Голодная кровь (Рассказы и повесть)
Шрифт:
– Продумать твои слова нужно. Не могу я сразу трёхчастную эту драму осмыслить. А только замечу: как раз драматизм жизни и заставляет нас любить её безмерно. Трусоватая бездрамность – она для слабодушных. Сродни идиотизму или старческому тупняку она.
– Ты перебил, но я продолжу: созерцать рвано-кровавые отметины мира нам в наднебесье иногда просто необходимо. Но время от времени неплохо бы сопровождать это созерцание шутовским толкованием. На высотах наших тоже, знаешь ли, иногда не жизнь, а кисель застывший. Поэтому необходимо млечные пути расшевелить, кисельные берега раздвинуть. Хочется и нам грубо-едкую правду про землю, – стыдливо прикрыв крылышками лицо, – иной раз услышать.
– Зачем же лицо прикрывать? И почему вы сами едкую правду сказать себе не можете? Погостили
– Не всё так просто, Терентий Фомич, не всё. Поэтому и нужны нам, не тугодумы в ханжеские одежды рядящиеся, а грозные искатели праведности: грубо говорящие, нередко похабы творящие.
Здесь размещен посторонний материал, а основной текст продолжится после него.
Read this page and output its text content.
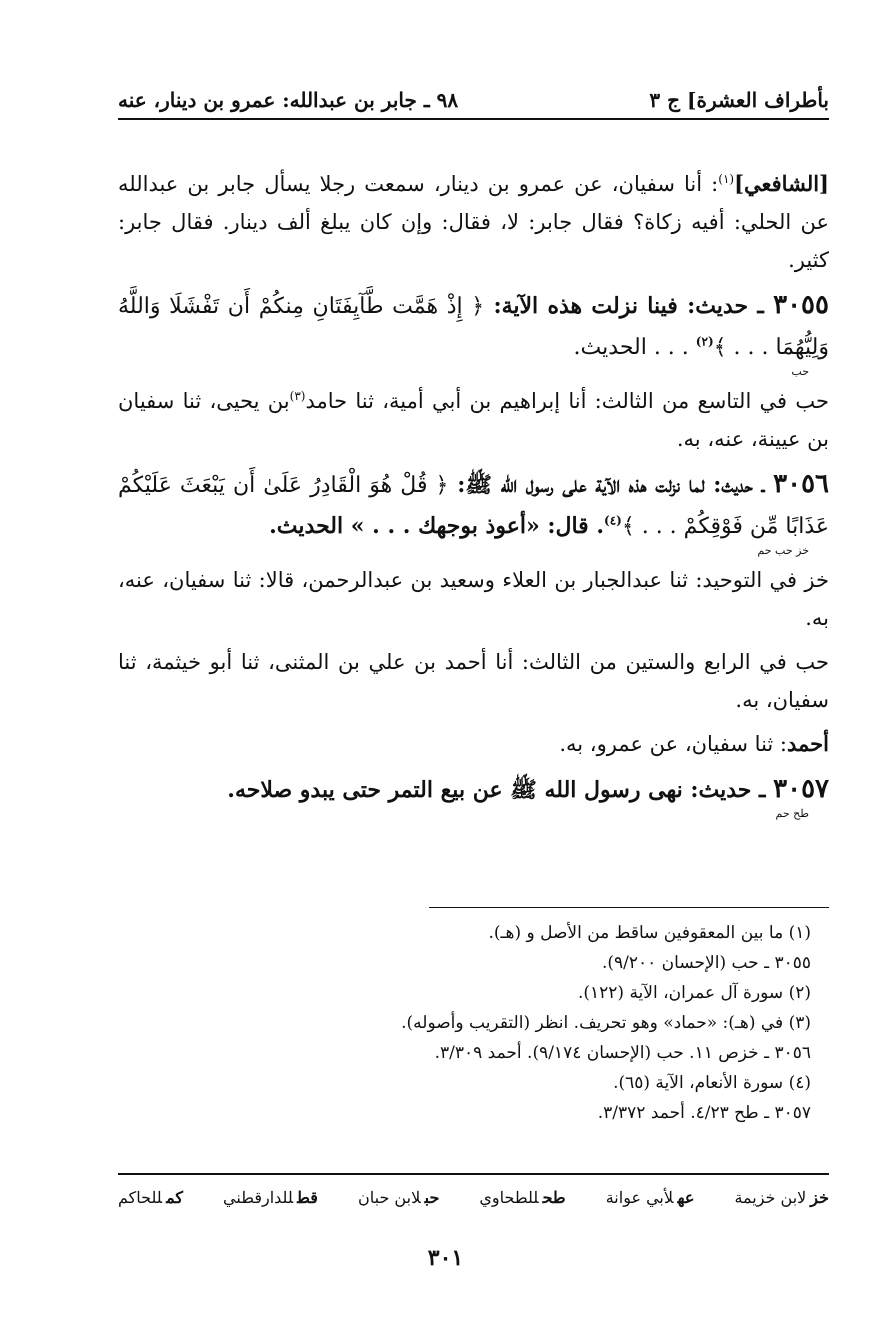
بأطراف العشرة] ج ٣
٩٨ ـ جابر بن عبدالله: عمرو بن دينار، عنه

[الشافعي]$^{(١)}$: أنا سفيان، عن عمرو بن دينار، سمعت رجلا يسأل جابر بن عبدالله عن الحلي: أفيه زكاة؟ فقال جابر: لا، فقال: وإن كان يبلغ ألف دينار. فقال جابر: كثير.

٣٠٥٥ ـ حديث: فينا نزلت هذه الآية: ﴿ إِذْ هَمَّت طَّآيِفَتَانِ مِنكُمْ أَن تَفْشَلَا وَاللَّهُ وَلِيُّهُمَا . . . ﴾$^{(٢)}$ . . . الحديث.
حب

حب في التاسع من الثالث: أنا إبراهيم بن أبي أمية، ثنا حامد$^{(٣)}$بن يحيى، ثنا سفيان بن عيينة، عنه، به.

٣٠٥٦ ـ حديث: لما نزلت هذه الآية على رسول الله ﷺ: ﴿ قُلْ هُوَ الْقَادِرُ عَلَىٰ أَن يَبْعَثَ عَلَيْكُمْ عَذَابًا مِّن فَوْقِكُمْ . . . ﴾$^{(٤)}$. قال: «أعوذ بوجهك . . . » الحديث.
خز حب حم

خز في التوحيد: ثنا عبدالجبار بن العلاء وسعيد بن عبدالرحمن، قالا: ثنا سفيان، عنه، به.

حب في الرابع والستين من الثالث: أنا أحمد بن علي بن المثنى، ثنا أبو خيثمة، ثنا سفيان، به.

أحمد: ثنا سفيان، عن عمرو، به.

٣٠٥٧ ـ حديث: نهى رسول الله ﷺ عن بيع التمر حتى يبدو صلاحه.
طح حم
(١) ما بين المعقوفين ساقط من الأصل و (هـ).
٣٠٥٥ ـ حب (الإحسان ٩/٢٠٠).
(٢) سورة آل عمران، الآية (١٢٢).
(٣) في (هـ): «حماد» وهو تحريف. انظر (التقريب وأصوله).
٣٠٥٦ ـ خزص ١١. حب (الإحسان ٩/١٧٤). أحمد ٣/٣٠٩.
(٤) سورة الأنعام، الآية (٦٥).
٣٠٥٧ ـ طح ٤/٢٣. أحمد ٣/٣٧٢.
خزلابن خزيمة
عهلأبي عوانة
طحللطحاوي
حبلابن حبان
قطللدارقطني
كمللحاكم
٣٠١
– Так это вам не шуты, вам юроды нужны.
– И они, конечно, тоже. Есть, однако, тонкая грань, между шутовством и юродством.
– Это какая же?
– Юрод – изначально Божий человек. И всегда под нашей защитой. А шуты – на свой страх и риск живут и умирают. И до Божьего заступничества им бывает ох, как далеко. Через шутов – реальную жизнь в её беззащитности хотим наблюдать! Нам такая беззащитность дороже заплесневелых слов, скрывающих порок одеяний и сытой отгороженности от мира… А ещё развита среди вас, шутов, полувоенная шутовская маскировка, мимикрия по-гречески. Применяют шуты и ещё одно важное оборонительное средство: покровительственную окраску. Такие способы борьбы со злом, сейчас, ох, как полезны. Ну, а юроды – те покровительственной окраски и защитной маскировки не приемлют. Дубасят и секут, кромсают и размахивают правдой, словно палкой с набалдашником: направо и налево. Они, конечно, тоже пригодятся, но не сейчас, позже… Ну, а касаемо тебя, – тут ведь как? Ты про Осипа Гвоздя вспомнил – плотный мыслеобраз по небесному Интернету к нам и прилетел. Потому-то и здесь я: предупредить и вразумить тебя.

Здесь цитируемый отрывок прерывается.